Wednesday, January 10, 2007

An Irrational Call for Help

The other day I wrote how ignorance can be as painful a torture as physical punishment.

Consider how we've been treated since the vast majority of us cast a vote against war and its escalation: we have been answered with disdain, with troop surge, with the broadening of the arc of destruction (into Somalia), and most of all, with ignorance. In this, we are one with the innocent people of Iraq, who risked their lives to go and vote, and were rewarded for their bravery with a puppet government ruled from behind the scenes by assassins and fundamentalist warlords. They, too, cast a vote for peace and were answered with war.

Is this what it means to practice democracy in the 21st century? A purple thumb, drowned in a sea of blood? Or a peaceful rising of the grassroots, watered with the pesticide of Roveian arrogance? Can a shred of light still flicker amid this implosive darkness?

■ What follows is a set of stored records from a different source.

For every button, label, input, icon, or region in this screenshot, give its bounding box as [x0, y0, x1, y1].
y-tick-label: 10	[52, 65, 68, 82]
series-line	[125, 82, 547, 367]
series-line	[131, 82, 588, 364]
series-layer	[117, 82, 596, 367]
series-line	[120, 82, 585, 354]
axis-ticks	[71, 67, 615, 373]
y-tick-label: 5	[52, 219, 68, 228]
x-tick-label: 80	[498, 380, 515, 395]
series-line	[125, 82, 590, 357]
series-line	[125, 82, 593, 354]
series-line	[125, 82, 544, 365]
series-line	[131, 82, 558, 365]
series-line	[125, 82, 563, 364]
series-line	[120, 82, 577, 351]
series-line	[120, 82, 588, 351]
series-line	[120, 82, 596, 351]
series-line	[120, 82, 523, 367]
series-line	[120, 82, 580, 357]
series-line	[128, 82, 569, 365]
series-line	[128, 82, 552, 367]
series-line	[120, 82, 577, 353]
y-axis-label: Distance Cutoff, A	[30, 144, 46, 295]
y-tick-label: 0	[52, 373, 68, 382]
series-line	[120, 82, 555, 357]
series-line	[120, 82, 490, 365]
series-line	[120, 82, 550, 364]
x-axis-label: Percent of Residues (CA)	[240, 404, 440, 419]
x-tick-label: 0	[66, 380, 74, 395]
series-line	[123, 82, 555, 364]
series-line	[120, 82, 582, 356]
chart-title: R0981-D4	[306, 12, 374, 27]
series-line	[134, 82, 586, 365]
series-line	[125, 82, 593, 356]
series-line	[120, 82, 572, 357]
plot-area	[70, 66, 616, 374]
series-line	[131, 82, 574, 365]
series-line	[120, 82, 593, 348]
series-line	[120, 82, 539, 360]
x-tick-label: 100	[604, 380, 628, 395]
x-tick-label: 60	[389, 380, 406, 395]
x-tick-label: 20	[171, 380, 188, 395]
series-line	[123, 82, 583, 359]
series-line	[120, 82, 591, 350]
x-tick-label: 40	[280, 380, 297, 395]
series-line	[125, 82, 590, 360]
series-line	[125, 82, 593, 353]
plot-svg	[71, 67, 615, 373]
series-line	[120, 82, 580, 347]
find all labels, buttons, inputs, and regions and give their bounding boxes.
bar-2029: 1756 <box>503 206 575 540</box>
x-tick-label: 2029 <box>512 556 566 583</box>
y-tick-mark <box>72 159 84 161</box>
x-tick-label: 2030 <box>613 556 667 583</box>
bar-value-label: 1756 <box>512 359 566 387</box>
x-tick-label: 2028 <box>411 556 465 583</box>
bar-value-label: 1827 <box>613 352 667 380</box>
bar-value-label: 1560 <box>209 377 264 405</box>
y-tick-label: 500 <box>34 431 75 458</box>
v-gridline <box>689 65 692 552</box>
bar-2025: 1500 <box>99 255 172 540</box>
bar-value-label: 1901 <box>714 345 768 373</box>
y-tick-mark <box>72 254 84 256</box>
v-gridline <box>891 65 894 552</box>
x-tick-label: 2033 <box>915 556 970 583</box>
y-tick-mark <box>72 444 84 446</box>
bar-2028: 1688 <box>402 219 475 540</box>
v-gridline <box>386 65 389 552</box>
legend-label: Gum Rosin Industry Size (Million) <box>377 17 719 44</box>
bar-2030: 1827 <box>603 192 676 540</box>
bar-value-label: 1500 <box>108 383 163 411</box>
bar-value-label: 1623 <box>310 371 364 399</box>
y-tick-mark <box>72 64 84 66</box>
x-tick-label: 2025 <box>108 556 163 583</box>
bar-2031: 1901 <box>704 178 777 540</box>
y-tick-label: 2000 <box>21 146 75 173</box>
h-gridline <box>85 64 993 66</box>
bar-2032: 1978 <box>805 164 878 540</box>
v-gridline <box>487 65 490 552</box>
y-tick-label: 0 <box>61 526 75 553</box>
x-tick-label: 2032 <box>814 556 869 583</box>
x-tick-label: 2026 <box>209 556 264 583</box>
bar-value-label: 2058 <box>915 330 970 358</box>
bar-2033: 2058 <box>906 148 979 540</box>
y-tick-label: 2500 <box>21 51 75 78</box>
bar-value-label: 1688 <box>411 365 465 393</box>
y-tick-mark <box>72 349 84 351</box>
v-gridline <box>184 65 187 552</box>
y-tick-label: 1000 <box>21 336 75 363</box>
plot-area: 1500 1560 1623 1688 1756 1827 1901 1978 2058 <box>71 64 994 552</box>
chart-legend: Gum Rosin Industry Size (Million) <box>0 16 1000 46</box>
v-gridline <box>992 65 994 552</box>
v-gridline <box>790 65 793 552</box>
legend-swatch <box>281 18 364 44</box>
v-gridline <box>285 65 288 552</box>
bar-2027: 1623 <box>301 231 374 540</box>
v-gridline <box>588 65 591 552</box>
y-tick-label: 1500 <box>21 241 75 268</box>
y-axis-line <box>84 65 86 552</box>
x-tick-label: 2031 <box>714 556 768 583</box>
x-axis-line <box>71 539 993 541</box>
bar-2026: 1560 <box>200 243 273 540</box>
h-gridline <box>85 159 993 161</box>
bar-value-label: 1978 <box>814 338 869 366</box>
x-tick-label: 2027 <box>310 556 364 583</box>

I think it can. But we must give the new Democratic majority more than our signatures to petitions and letters to the editor, important as these things truly are. We must give them, and one another, our energy.

I have lived near 50 years on this planet, and cannot think of a moment of more urgency and transformative potential than this. Perhaps you have had the experience of being so bottomed out in your personal life—perhaps from a divorce, the loss of a job, a death in the family, or some other cataclysmic personal loss—of feeling that there was no fight left in you, not an ounce of resistance remaining. So you dropped it all; released what little was left and allowed yourself to be led, guided by forces that you had perhaps never accounted for, or even imagined. Maybe that was the time when things began to turn around, when you began to see a dawn amid the darkness.

If you've ever had such an experience, then you know where our nation, our world, is now. Ask, then, for it what you once received in your life: the ability to purge the last poison of arrogance, the final few drops of the congealed blood of destruction; to finally release its iron grip on the stone sword of rectitude and allow itself to be led by the pure energy of awareness, the light of peace.

For all the ranting and spouting and venting I do within this space, I truly have no answers—not for Congress, not for the President, not for the world. In the end, I have only questions, an unceasing examination of ego, and an urgent and desperate appeal of the heart to a universe whose living depth I have but superficially touched; whose breadth of time and space I have not traveled; whose endless life I cannot understand.

I can feel its presence, though, if but weakly, ephemerally; and so I call on it in the naked sincerity of humility to help us all, the creatures of this endangered and benighted Earth.